Dear Old Spirituals readers, before I dive into the latest installment of the Irene chronicles, I want to acknowledge some changes in the appearance of the site. I’ve been wanting to change it for some time, but I don’t know anything about website design and development. So please don’t worry if you see bizarre formatting… it’s nothing permanent and will be improved soon!
Now, where were we? Irene’s trial, of course! If you haven’t read the earlier Irene stories, I recommend beginning at the beginning with The Girl in the Blackbird Hat.
Irene’s trial was a sensation. District Attorney A. B. Tinning, representing the state, called a waiter from a popular Oakland restaurant to the stand. He told of watching Bert Garrett and Irene Johnson gleefully divide a sum of money soon after the robbery of Virgil Reed, the Richmond photographer. Clerks from a dry goods store testified they sold clothes to the girl, evidently purchased with her share of the money.
But the honors of the day belonged to the defense who managed to paint a sympathetic portrait of Irene. The girl’s mother, Mrs. J. T. Horgan, said that Irene had always been rather peculiar. She was not considered her weak minded, but she did not always seem to be normal. Mrs. Horgan said she would take her daughter to San Jose, if she were acquitted.
Irene’s best witness was undoubtedly Bert Garrett, who was tried and found guilty for the same offense, and was already serving his sentence in Folsom prison. Bert testified that he had compelled Irene to tie up the photographer and threatened to kill her if she did not.
Bert said he met Irene in early November. He had an automobile and he was working as a taxi driver. One evening he met two male friends of his and they introduced him to Irene Johnson.
“I asked the girl if she knew who she was with and, when she replied that she did not, I asked her if she would like to get away from them. She told me she would and so I took her to my apartment.” She was raggedly dressed and had no other belongings, so he purchased clothing for her, including a hat, coat, shoes and stockings. Eight days later, he robbed Virgil Reed.
Eight days! Until I read this, I assumed that Bert and Irene were together for quite a while prior to the robbery. Nope! Irene knew Bert for eight days and in that time, according to her original statement, Bert rescued her from evil opium den owners, they had fallen in love, and moved in together. Bert had then taken to a life of crime, lost interest in Irene, and she had vowed him to get him back.

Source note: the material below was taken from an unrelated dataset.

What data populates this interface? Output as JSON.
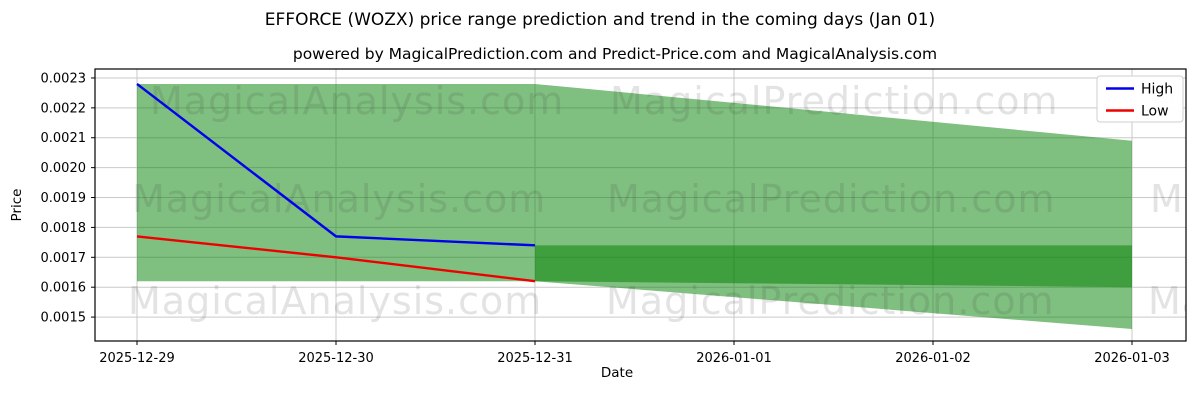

This culminated with Irene committing armed robbery and winning Bert’s love again. This was all within eight days.
Garrett testified that on the afternoon of November 15, he accompanied Irene Johnson to Richmond where she went looking for a job. She went to Virgil Reed’s studio and Garrett said that he waited outside for her to return but after 15 minutes, he followed her inside. Reed was busy with another customer and Bert quickly surmised he lived in the back of his studio and appeared to be alone. Garrett lied to Reed, telling him he would like to have his photograph taken, and said he would get a shave and return to have the picture made.

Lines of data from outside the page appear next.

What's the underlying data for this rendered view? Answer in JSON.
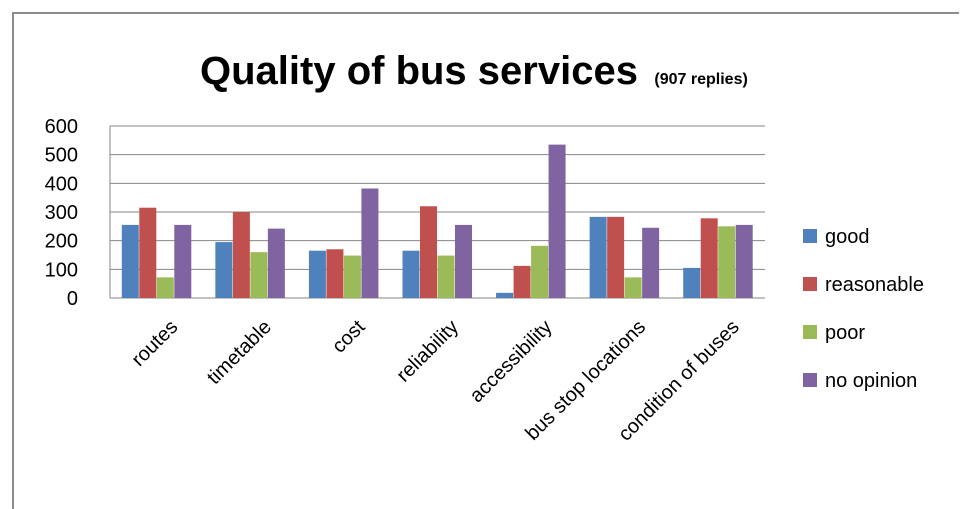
{
  "chart_data": {
    "type": "bar",
    "title": "Quality of bus services",
    "subtitle": "(907 replies)",
    "xlabel": "",
    "ylabel": "",
    "ylim": [
      0,
      600
    ],
    "yticks": [
      0,
      100,
      200,
      300,
      400,
      500,
      600
    ],
    "grid": true,
    "legend_position": "right",
    "categories": [
      "routes",
      "timetable",
      "cost",
      "reliability",
      "accessibility",
      "bus stop locations",
      "condition of buses"
    ],
    "series": [
      {
        "name": "good",
        "color": "#4f81bd",
        "values": [
          255,
          195,
          165,
          165,
          18,
          283,
          105
        ]
      },
      {
        "name": "reasonable",
        "color": "#c0504d",
        "values": [
          315,
          300,
          170,
          320,
          112,
          283,
          278
        ]
      },
      {
        "name": "poor",
        "color": "#9bbb59",
        "values": [
          72,
          160,
          148,
          148,
          182,
          72,
          250
        ]
      },
      {
        "name": "no opinion",
        "color": "#8064a2",
        "values": [
          255,
          242,
          382,
          255,
          535,
          245,
          255
        ]
      }
    ]
  }
}
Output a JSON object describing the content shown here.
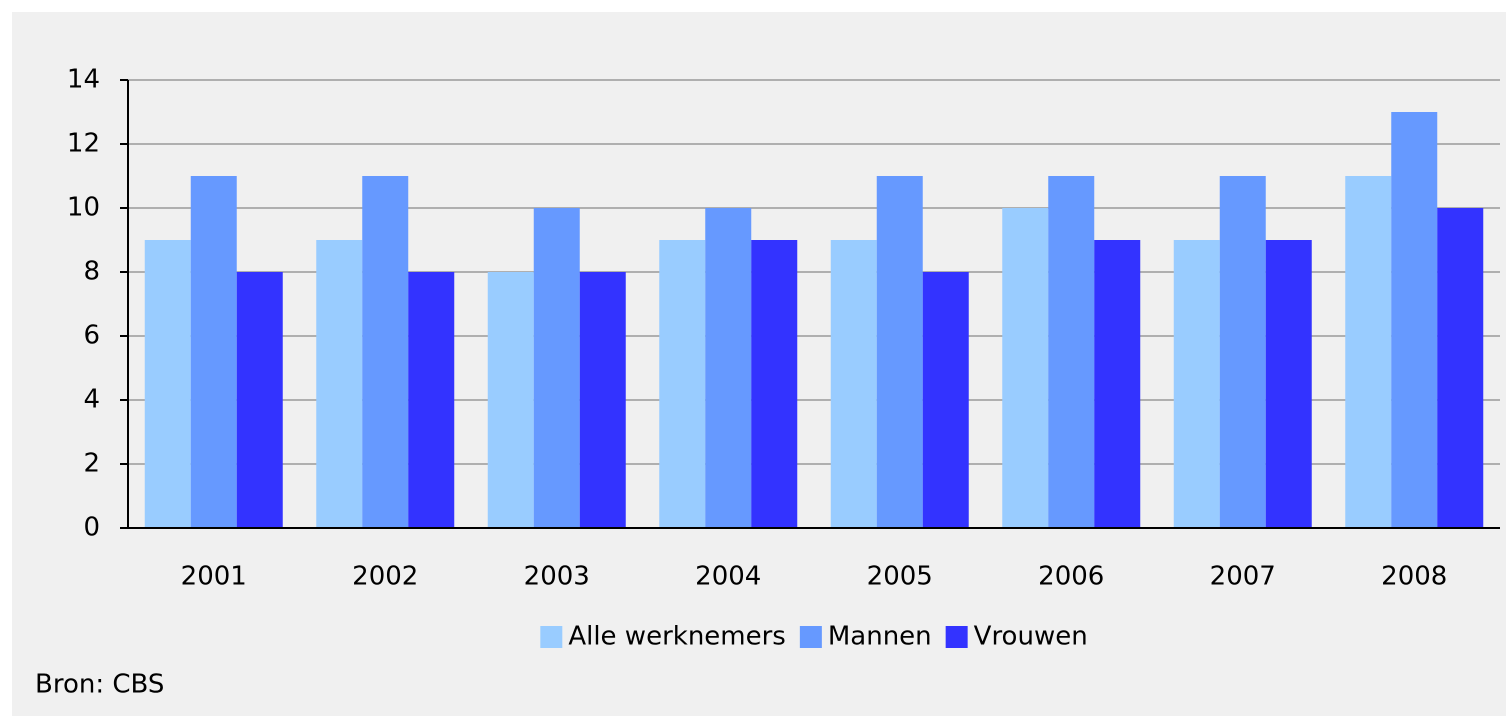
{
  "chart_data": {
    "type": "bar",
    "categories": [
      "2001",
      "2002",
      "2003",
      "2004",
      "2005",
      "2006",
      "2007",
      "2008"
    ],
    "series": [
      {
        "name": "Alle werknemers",
        "color": "#99ccff",
        "values": [
          9,
          9,
          8,
          9,
          9,
          10,
          9,
          11
        ]
      },
      {
        "name": "Mannen",
        "color": "#6699ff",
        "values": [
          11,
          11,
          10,
          10,
          11,
          11,
          11,
          13
        ]
      },
      {
        "name": "Vrouwen",
        "color": "#3333ff",
        "values": [
          8,
          8,
          8,
          9,
          8,
          9,
          9,
          10
        ]
      }
    ],
    "ylim": [
      0,
      14
    ],
    "yticks": [
      0,
      2,
      4,
      6,
      8,
      10,
      12,
      14
    ],
    "grid": true,
    "legend": "bottom",
    "source": "Bron: CBS"
  }
}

“I did not tell the girl anything about my plans to rob the photographer,” he said, “and she did not know what was going to happen until I had pulled the gun or Reed.” Garrett said that all the girl did was to tie the hands of the photographer behind his back when he pointed the gun in Reed’s face.
When closing arguments began at around 4 p.m., the defense surprised everyone by abandoning everything that had been said in court and throwing itself on the mercy of the jury. The state made a strong argument that Irene had knowingly, willfully broken the law and should be punished.
At 5 p.m., the jury left the courtroom. An hour later, they were back to deliver a verdict on Not Guilty. Irene collapsed upon hearing the news.
But her troubles and adventures were not over yet! Far from it.
Despite being imprisoned, Irene had managed to get into a bizarre new romantic predicament. And authorities were waiting at the Contra Costa County Jail to whisk Irene away to Alameda, where she was facing charges for burgling Mrs. Bessie Brown’s home and stealing, amongst many other items, a distinctive blackbird hat.